Ren listened to his friends. He had never hated anyone more. He thrust himself forward and snatched the stone back. If he couldn’t use the wish, then no one would. The twins grabbed hold of his shirt and he pulled desperately away, the hate inside giving him strength, more than he’d ever had before, and he leaned over and threw the rock down into the well. There was no sound as it descended, just the echo of Ren’s own breathing in the dark, and then the smallest splash that told him it had hit water.

Chapter
III

F
ather John’s study was on the second floor of the monastery. From this small room came dictations and benedictions, portion sizes and bedtime procedures, prayer schedules, catalogs of sins, a rotation of privy duty, and the sounds of these rules and regulations being enforced. Ren had been caned there three times for hoarding food, six times for leaving his bed at night, fifteen times for being on the roof without permission, and twenty-seven times for cursing.
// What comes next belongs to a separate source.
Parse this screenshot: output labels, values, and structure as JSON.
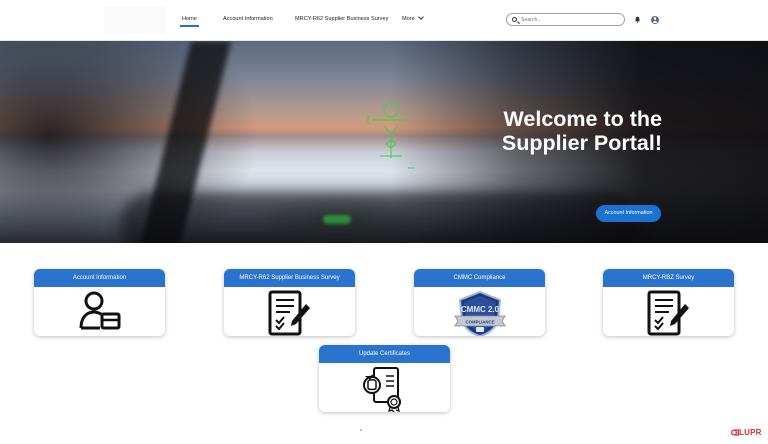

He knew the room well and was sure that the priest whipped him less harshly—he’d seen welts inches deep on others.

 

Father John chose a volume from a shelf on the wall: The Lives of the Saints. He walked over to his desk and began to read while Ren stood in the corner, watching and waiting. Thirty minutes passed. Father John sometimes kept the children for hours this way. The waiting was always worse than the punishment.

 

In his own way Ren was a believer. It came as easily as breathing. There was a stream in the woods behind the orphanage. Ren liked to put his hand in and feel the water rush through his fingers. He watched leaves and twigs floating downstream and felt the tug of the current on his wrist. It was the same pull that came sometimes when he prayed—the sense of being carried on to a deeper place. But he never had the courage to follow it through. As soon as he felt the urge to let go, he’d take his hand out of the water.

 

The priest turned a page in his book. He ran his finger along the center of the spine and began to read aloud: “‘In Padua a young man named Leonardo kicked his mother in a fit of anger. He was then so remorseful that he confessed to Saint Anthony. The saint told the young man that he needed to remove the part of himself that had committed the sin. Leonardo went home and cut off his foot. Saint Anthony, upon hearing this, went to visit the injured man. And with one touch he reattached the foot.’” Father John closed the book but kept his finger in the page. “I thought you might be interested in that story.”